Os homens a arrastaram por um longo corredor, onde portas de ferro com pequenos gradis no cimo, tampados por um vidro blindado, se acumulavam uma ao lado da outra. Vozes lamentosas gritavam por socorro, outras gritavam coisas sem sentido, outras apenas gritavam e choravam. Os carregadores não pareciam sentir-se tocados por aqueles lamentos, estavam totalmente insensíveis à situação deplorável de todo o ambiente ao redor.

Ao fim do corredor, cruzaram uma porta um pouco mais limpa e apresentável. Uma mesa separava duas cadeiras, sendo que uma estava ocupada, e um vidro espelhado estava no lado oposto da porta. Forçaram a jovem a sentar-se na cadeira vazia e deixaram o aposento. À frente dela, estava um homem. Era magro demais, com a pele praticamente grudada aos ossos. Ele pousou as mãos apoiadas sobre a mesa, juntando as pontas dos dedos e olhando para a moça com crescente interesse.

- Você realmente me dá muito trabalho, Angela...

Ela não demonstrou ter ouvido. Não demonstrava nem sequer ter consciência de onde estava. Parecia um disparate imenso acreditar que alguém na condição dela fosse capaz de dar trabalho a alguém, ainda mais em um lugar como aquele. O homem batia os dedos uns contra os outros, ainda encarando a moça.

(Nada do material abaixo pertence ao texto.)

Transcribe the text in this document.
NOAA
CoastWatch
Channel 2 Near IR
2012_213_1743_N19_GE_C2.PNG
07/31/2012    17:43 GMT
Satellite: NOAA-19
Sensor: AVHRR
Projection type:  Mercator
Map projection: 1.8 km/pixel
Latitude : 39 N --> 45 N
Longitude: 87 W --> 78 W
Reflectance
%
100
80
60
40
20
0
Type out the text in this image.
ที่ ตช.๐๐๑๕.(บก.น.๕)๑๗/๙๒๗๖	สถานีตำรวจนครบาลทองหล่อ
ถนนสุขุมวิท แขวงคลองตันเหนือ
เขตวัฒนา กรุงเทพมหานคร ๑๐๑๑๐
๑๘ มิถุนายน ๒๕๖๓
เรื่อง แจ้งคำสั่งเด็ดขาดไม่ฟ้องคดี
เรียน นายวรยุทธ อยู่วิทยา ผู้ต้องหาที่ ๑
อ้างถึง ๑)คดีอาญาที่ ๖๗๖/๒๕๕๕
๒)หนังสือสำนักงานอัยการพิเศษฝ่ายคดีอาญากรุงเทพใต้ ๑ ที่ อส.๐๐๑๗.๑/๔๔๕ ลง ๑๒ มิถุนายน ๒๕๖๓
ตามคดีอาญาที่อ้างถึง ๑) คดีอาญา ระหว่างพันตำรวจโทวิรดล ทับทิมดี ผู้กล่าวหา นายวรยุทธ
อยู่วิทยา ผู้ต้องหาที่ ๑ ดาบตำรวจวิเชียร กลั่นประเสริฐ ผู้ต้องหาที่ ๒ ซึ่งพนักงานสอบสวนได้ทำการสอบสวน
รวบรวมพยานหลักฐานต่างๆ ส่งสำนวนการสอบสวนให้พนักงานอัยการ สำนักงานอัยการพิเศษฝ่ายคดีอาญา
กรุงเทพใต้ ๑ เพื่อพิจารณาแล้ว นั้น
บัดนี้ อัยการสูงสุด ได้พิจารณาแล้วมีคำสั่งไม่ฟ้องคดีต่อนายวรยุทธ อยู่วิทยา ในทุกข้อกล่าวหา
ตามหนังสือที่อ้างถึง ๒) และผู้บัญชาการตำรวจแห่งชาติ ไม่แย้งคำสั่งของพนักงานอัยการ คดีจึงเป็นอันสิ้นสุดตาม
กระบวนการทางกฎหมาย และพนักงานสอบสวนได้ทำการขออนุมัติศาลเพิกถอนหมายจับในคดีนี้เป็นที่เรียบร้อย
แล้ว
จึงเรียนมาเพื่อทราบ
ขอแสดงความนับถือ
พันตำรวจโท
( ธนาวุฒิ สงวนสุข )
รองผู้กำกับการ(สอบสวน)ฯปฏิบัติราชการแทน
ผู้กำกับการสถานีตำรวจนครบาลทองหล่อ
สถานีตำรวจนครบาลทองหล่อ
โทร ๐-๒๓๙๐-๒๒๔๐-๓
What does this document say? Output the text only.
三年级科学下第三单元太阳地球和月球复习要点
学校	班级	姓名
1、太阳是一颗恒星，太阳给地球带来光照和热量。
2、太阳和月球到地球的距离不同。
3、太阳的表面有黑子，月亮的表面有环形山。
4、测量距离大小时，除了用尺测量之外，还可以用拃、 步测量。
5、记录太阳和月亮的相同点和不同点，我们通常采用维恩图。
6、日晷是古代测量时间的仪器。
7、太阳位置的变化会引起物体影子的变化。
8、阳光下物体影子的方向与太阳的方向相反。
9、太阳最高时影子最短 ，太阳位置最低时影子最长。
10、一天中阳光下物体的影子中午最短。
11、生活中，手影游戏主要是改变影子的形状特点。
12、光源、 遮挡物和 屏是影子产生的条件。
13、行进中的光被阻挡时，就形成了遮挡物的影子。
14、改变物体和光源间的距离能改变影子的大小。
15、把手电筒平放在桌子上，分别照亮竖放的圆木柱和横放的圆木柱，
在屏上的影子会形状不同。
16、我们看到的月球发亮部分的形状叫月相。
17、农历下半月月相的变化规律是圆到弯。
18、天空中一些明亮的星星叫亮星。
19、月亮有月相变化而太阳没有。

- O que devo fazer com você, minha cara...? Minhas opções estão se esgotando...

A resposta foi um novo silêncio. Ela olhava apenas para o próprio colo, apática. Apenas o fato de se mexer quando respirava denunciava que estava viva, ou algo próximo daquilo. Se ela ouvia, se ela estava naquele mundo, era impossível saber apenas olhando para ela. Mas seu interlocutor parecia acreditar que ela o escutava perfeitamente bem.

- Vamos lá, Angela, não me teste... Nós dois sabemos que você está perfeitamente lúcida... Ainda.

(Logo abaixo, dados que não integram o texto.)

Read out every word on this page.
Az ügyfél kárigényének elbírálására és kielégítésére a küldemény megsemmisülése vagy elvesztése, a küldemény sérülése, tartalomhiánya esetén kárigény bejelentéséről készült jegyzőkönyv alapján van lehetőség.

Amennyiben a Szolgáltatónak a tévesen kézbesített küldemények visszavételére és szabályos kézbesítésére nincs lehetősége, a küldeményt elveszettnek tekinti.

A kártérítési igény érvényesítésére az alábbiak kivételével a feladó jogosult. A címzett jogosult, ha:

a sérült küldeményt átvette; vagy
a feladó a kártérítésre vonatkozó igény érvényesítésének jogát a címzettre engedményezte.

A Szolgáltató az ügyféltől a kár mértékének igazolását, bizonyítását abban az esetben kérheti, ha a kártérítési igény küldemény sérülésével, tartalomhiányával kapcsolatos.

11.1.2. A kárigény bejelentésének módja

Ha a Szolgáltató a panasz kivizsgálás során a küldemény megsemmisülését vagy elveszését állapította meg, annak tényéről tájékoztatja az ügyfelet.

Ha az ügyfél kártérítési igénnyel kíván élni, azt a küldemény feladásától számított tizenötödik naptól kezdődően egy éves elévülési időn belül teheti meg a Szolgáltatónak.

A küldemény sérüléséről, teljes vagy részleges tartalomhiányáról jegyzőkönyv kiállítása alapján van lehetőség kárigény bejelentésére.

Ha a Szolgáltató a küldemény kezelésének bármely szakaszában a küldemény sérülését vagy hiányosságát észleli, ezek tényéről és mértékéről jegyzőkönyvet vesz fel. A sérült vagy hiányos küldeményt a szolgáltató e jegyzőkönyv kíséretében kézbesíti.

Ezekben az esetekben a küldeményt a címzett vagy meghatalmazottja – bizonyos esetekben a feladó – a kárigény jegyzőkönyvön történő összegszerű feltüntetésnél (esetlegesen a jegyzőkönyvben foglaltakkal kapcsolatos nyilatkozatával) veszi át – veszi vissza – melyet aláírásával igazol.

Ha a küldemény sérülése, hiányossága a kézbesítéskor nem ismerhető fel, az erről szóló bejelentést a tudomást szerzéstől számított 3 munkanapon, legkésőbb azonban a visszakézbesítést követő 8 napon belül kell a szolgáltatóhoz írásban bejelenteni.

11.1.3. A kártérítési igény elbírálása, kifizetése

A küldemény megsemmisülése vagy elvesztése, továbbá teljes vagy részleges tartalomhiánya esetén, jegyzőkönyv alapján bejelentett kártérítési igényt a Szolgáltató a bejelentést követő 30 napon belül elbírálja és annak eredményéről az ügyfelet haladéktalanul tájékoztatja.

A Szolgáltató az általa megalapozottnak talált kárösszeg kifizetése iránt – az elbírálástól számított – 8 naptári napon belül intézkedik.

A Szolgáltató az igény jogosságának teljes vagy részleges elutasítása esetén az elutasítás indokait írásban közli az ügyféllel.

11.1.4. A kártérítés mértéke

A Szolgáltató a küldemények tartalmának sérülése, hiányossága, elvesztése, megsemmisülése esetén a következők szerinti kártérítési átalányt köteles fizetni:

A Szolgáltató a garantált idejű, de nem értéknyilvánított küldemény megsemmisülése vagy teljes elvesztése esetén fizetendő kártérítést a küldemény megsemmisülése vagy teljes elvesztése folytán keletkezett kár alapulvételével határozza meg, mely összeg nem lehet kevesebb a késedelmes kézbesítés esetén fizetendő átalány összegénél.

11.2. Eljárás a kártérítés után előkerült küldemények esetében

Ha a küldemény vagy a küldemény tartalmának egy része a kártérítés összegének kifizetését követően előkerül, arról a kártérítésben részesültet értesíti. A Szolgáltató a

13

Cresceu um sorriso maldoso no rosto do homem, deformando ainda mais sua expressão. Seu nariz era exageradamente grande, quase não parecia muito humano. Tinha a aparência de alguém que tinha vivido muito além daquilo que se espera de uma pessoa normal. Mas Angela não respondia.

- Talvez você precise de algum incentivo para se manifestar... Onde está aquela linda boneca que eu tomei de você...?

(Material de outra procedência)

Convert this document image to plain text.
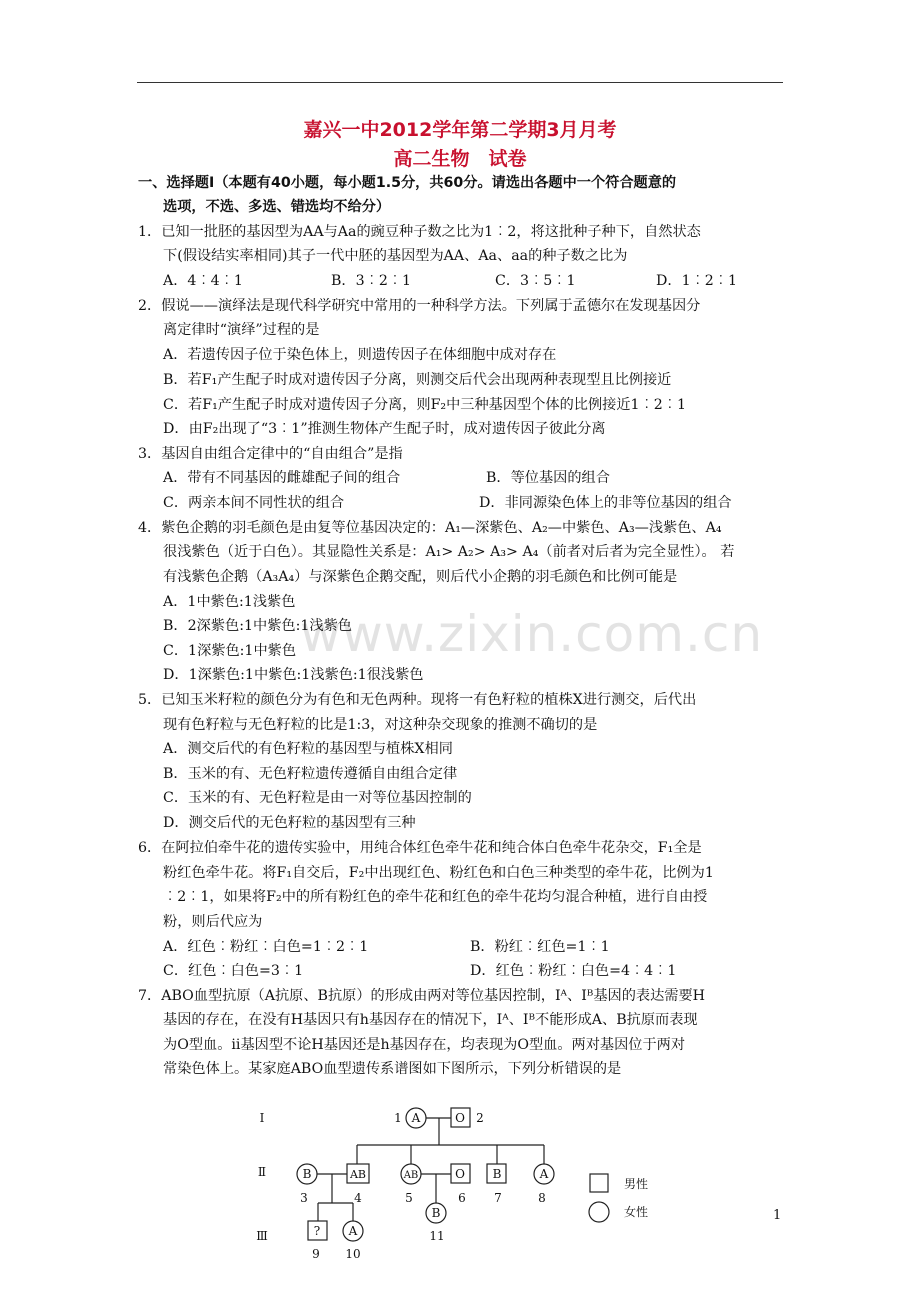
嘉兴一中2012学年第二学期3月月考
高二生物　试卷
www.zixin.com.cn
一、选择题Ⅰ（本题有40小题，每小题1.5分，共60分。请选出各题中一个符合题意的
选项，不选、多选、错选均不给分）
1．已知一批胚的基因型为AA与Aa的豌豆种子数之比为1︰2，将这批种子种下，自然状态
下(假设结实率相同)其子一代中胚的基因型为AA、Aa、aa的种子数之比为
A．4︰4︰1	B．3︰2︰1	C．3︰5︰1	D．1︰2︰1
2．假说——演绎法是现代科学研究中常用的一种科学方法。下列属于孟德尔在发现基因分
离定律时“演绎”过程的是
A．若遗传因子位于染色体上，则遗传因子在体细胞中成对存在
B．若F₁产生配子时成对遗传因子分离，则测交后代会出现两种表现型且比例接近
C．若F₁产生配子时成对遗传因子分离，则F₂中三种基因型个体的比例接近1︰2︰1
D．由F₂出现了“3︰1”推测生物体产生配子时，成对遗传因子彼此分离
3．基因自由组合定律中的“自由组合”是指
A．带有不同基因的雌雄配子间的组合	B．等位基因的组合
C．两亲本间不同性状的组合	D．非同源染色体上的非等位基因的组合
4．紫色企鹅的羽毛颜色是由复等位基因决定的：A₁—深紫色、A₂—中紫色、A₃—浅紫色、A₄
很浅紫色（近于白色）。其显隐性关系是：A₁> A₂> A₃> A₄（前者对后者为完全显性）。 若
有浅紫色企鹅（A₃A₄）与深紫色企鹅交配，则后代小企鹅的羽毛颜色和比例可能是
A．1中紫色:1浅紫色
B．2深紫色:1中紫色:1浅紫色
C．1深紫色:1中紫色
D．1深紫色:1中紫色:1浅紫色:1很浅紫色
5．已知玉米籽粒的颜色分为有色和无色两种。现将一有色籽粒的植株X进行测交，后代出
现有色籽粒与无色籽粒的比是1:3，对这种杂交现象的推测不确切的是
A．测交后代的有色籽粒的基因型与植株X相同
B．玉米的有、无色籽粒遗传遵循自由组合定律
C．玉米的有、无色籽粒是由一对等位基因控制的
D．测交后代的无色籽粒的基因型有三种
6．在阿拉伯牵牛花的遗传实验中，用纯合体红色牵牛花和纯合体白色牵牛花杂交，F₁全是
粉红色牵牛花。将F₁自交后，F₂中出现红色、粉红色和白色三种类型的牵牛花，比例为1
︰2︰1，如果将F₂中的所有粉红色的牵牛花和红色的牵牛花均匀混合种植，进行自由授
粉，则后代应为
A．红色︰粉红︰白色=1︰2︰1	B．粉红︰红色=1︰1
C．红色︰白色=3︰1	D．红色︰粉红︰白色=4︰4︰1
7．ABO血型抗原（A抗原、B抗原）的形成由两对等位基因控制，Iᴬ、Iᴮ基因的表达需要H
基因的存在，在没有H基因只有h基因存在的情况下，Iᴬ、Iᴮ不能形成A、B抗原而表现
为O型血。ii基因型不论H基因还是h基因存在，均表现为O型血。两对基因位于两对
常染色体上。某家庭ABO血型遗传系谱图如下图所示，下列分析错误的是
Ⅰ
Ⅱ
Ⅲ
A	O
1	2
B	AB	AB	O B	A
3	4	5	6 7	8
B
11
? A
9 10
男性
女性	1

Desta vez Angela demonstrou reação, mas apenas alguém extremamente atento, como era o caso, teria percebido. Ela mexeu-se de leve, extremamente imperceptível a olhos não treinados, na cadeira. O homem sorriu mais.

- Isso, eu tenho ela aqui...

Ele puxou de sob a mesa a tal boneca. Era uma peça de porcelana, realmente linda e delicada, de cabelos ruivos encaracolados caindo pelos ombros, lábios rubros e um lindo vestido vermelho vitoriano. Era uma boneca clássica, rara, claramente vinda de um bolso rico, capaz de pagar por ela.

- Aposto como adoraria ter ela de volta... Eu gostaria, se estivesse sozinho em uma cela...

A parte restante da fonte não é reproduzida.